Generalized Homogeneous Derivations on Graded Rings
Yassine Ait Mohamed
TL;DR
The paper develops a comprehensive theory of generalized homogeneous derivations on $G$-graded rings, extending Kanunnikov's homogeneous derivations to a graded setting and preserving homogeneous components via $F(xy)=F(x)y+x d(y)$. It introduces gr-generalized derivations, analyzes their algebraic and Lie structures, and establishes functorial and categorical frameworks that describe their behavior on rings and modules, including how they interact with graded ideals, quotients, and tensor products. The authors extend classical commutativity and Posner-type results from prime rings to gr-prime and gr-semiprime rings, providing existence criteria for central graded ideals and highlighting the necessity of graded hypotheses through examples.

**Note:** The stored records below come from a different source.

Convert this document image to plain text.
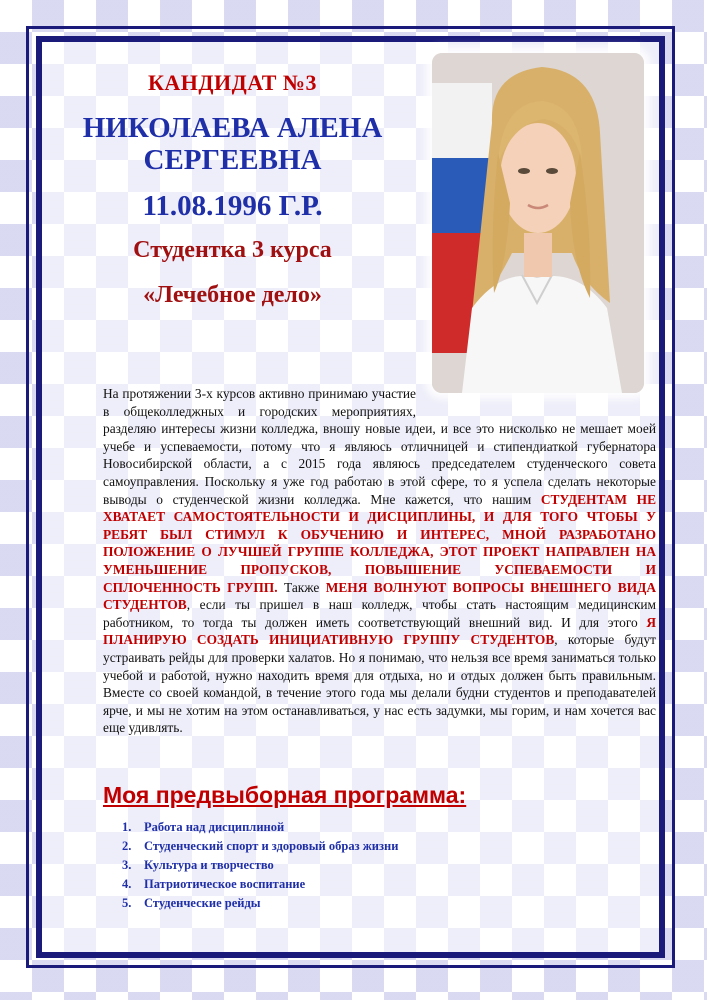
КАНДИДАТ №3
НИКОЛАЕВА АЛЕНА
СЕРГЕЕВНА
11.08.1996 Г.Р.
Студентка 3 курса
«Лечебное дело»
На протяжении 3-х курсов активно принимаю участие в общеколледжных и городских мероприятиях, разделяю интересы жизни колледжа, вношу новые идеи, и все это нисколько не мешает моей учебе и успеваемости, потому что я являюсь отличницей и стипендиаткой губернатора Новосибирской области, а с 2015 года являюсь председателем студенческого совета самоуправления. Поскольку я уже год работаю в этой сфере, то я успела сделать некоторые выводы о студенческой жизни колледжа. Мне кажется, что нашим СТУДЕНТАМ НЕ ХВАТАЕТ САМОСТОЯТЕЛЬНОСТИ И ДИСЦИПЛИНЫ, И ДЛЯ ТОГО ЧТОБЫ У РЕБЯТ БЫЛ СТИМУЛ К ОБУЧЕНИЮ И ИНТЕРЕС, МНОЙ РАЗРАБОТАНО ПОЛОЖЕНИЕ О ЛУЧШЕЙ ГРУППЕ КОЛЛЕДЖА, ЭТОТ ПРОЕКТ НАПРАВЛЕН НА УМЕНЬШЕНИЕ ПРОПУСКОВ, ПОВЫШЕНИЕ УСПЕВАЕМОСТИ И СПЛОЧЕННОСТЬ ГРУПП. Также МЕНЯ ВОЛНУЮТ ВОПРОСЫ ВНЕШНЕГО ВИДА СТУДЕНТОВ, если ты пришел в наш колледж, чтобы стать настоящим медицинским работником, то тогда ты должен иметь соответствующий внешний вид. И для этого Я ПЛАНИРУЮ СОЗДАТЬ ИНИЦИАТИВНУЮ ГРУППУ СТУДЕНТОВ, которые будут устраивать рейды для проверки халатов. Но я понимаю, что нельзя все время заниматься только учебой и работой, нужно находить время для отдыха, но и отдых должен быть правильным. Вместе со своей командой, в течение этого года мы делали будни студентов и преподавателей ярче, и мы не хотим на этом останавливаться, у нас есть задумки, мы горим, и нам хочется вас еще удивлять.
Моя предвыборная программа:
1. Работа над дисциплиной
2. Студенческий спорт и здоровый образ жизни
3. Культура и творчество
4. Патриотическое воспитание
5. Студенческие рейды
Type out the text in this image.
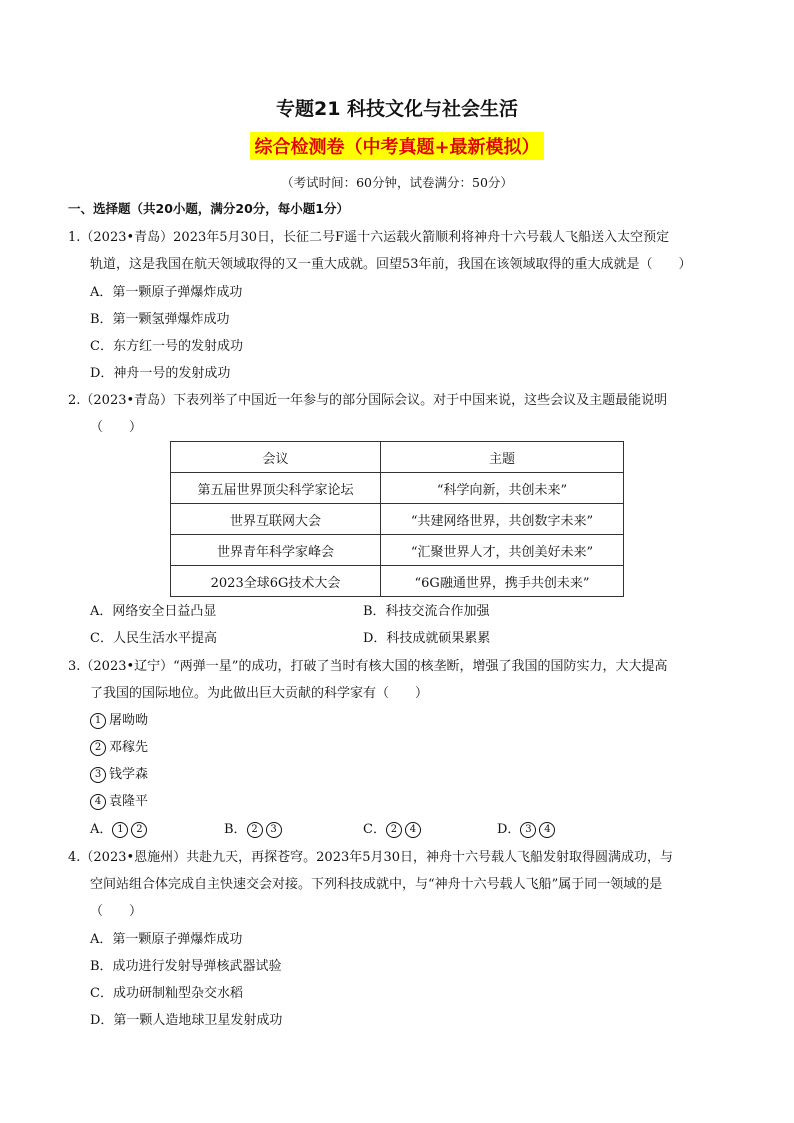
专题21 科技文化与社会生活
综合检测卷（中考真题+最新模拟）
（考试时间：60分钟，试卷满分：50分）
一、选择题（共20小题，满分20分，每小题1分）
1.（2023•青岛）2023年5月30日，长征二号F遥十六运载火箭顺利将神舟十六号载人飞船送入太空预定
轨道，这是我国在航天领域取得的又一重大成就。回望53年前，我国在该领域取得的重大成就是（　　）
A．第一颗原子弹爆炸成功
B．第一颗氢弹爆炸成功
C．东方红一号的发射成功
D．神舟一号的发射成功
2.（2023•青岛）下表列举了中国近一年参与的部分国际会议。对于中国来说，这些会议及主题最能说明
（　　）
会议	主题
第五届世界顶尖科学家论坛	“科学向新，共创未来”
世界互联网大会	“共建网络世界，共创数字未来”
世界青年科学家峰会	“汇聚世界人才，共创美好未来”
2023全球6G技术大会	“6G融通世界，携手共创未来”
A．网络安全日益凸显	B．科技交流合作加强
C．人民生活水平提高	D．科技成就硕果累累
3.（2023•辽宁）“两弹一星”的成功，打破了当时有核大国的核垄断，增强了我国的国防实力，大大提高
了我国的国际地位。为此做出巨大贡献的科学家有（　　）
1 屠呦呦
2 邓稼先
3 钱学森
4 袁隆平
A． 1 2	B． 2 3	C． 2 4	D． 3 4
4.（2023•恩施州）共赴九天，再探苍穹。2023年5月30日，神舟十六号载人飞船发射取得圆满成功，与
空间站组合体完成自主快速交会对接。下列科技成就中，与“神舟十六号载人飞船”属于同一领域的是
（　　）
A．第一颗原子弹爆炸成功
B．成功进行发射导弹核武器试验
C．成功研制籼型杂交水稻
D．第一颗人造地球卫星发射成功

The work culminates with a graded module theory, defining gr-generalized derivations on modules and constructing the category $ ext{M}^{gh}_G$, thereby offering a coherent, categorical perspective on graded derivations with broad implications for graded algebra and representation theory.
Abstract
We introduce a notion of generalized homogeneous derivations on graded rings as a natural extension of the homogeneous derivations defined by Kanunnikov. We then define gr-generalized derivations, which preserve the degrees of homogeneous components. Several significant results originally established for prime rings are extended to the setting of gr-prime rings, and we characterize conditions under which gr-semiprime rings contain nontrivial central graded ideals. In addition, we investigate the algebraic and module-theoretic structures of these maps, establish their functorial properties, and develop categorical frameworks that describe their derivation structures in both ring and module contexts.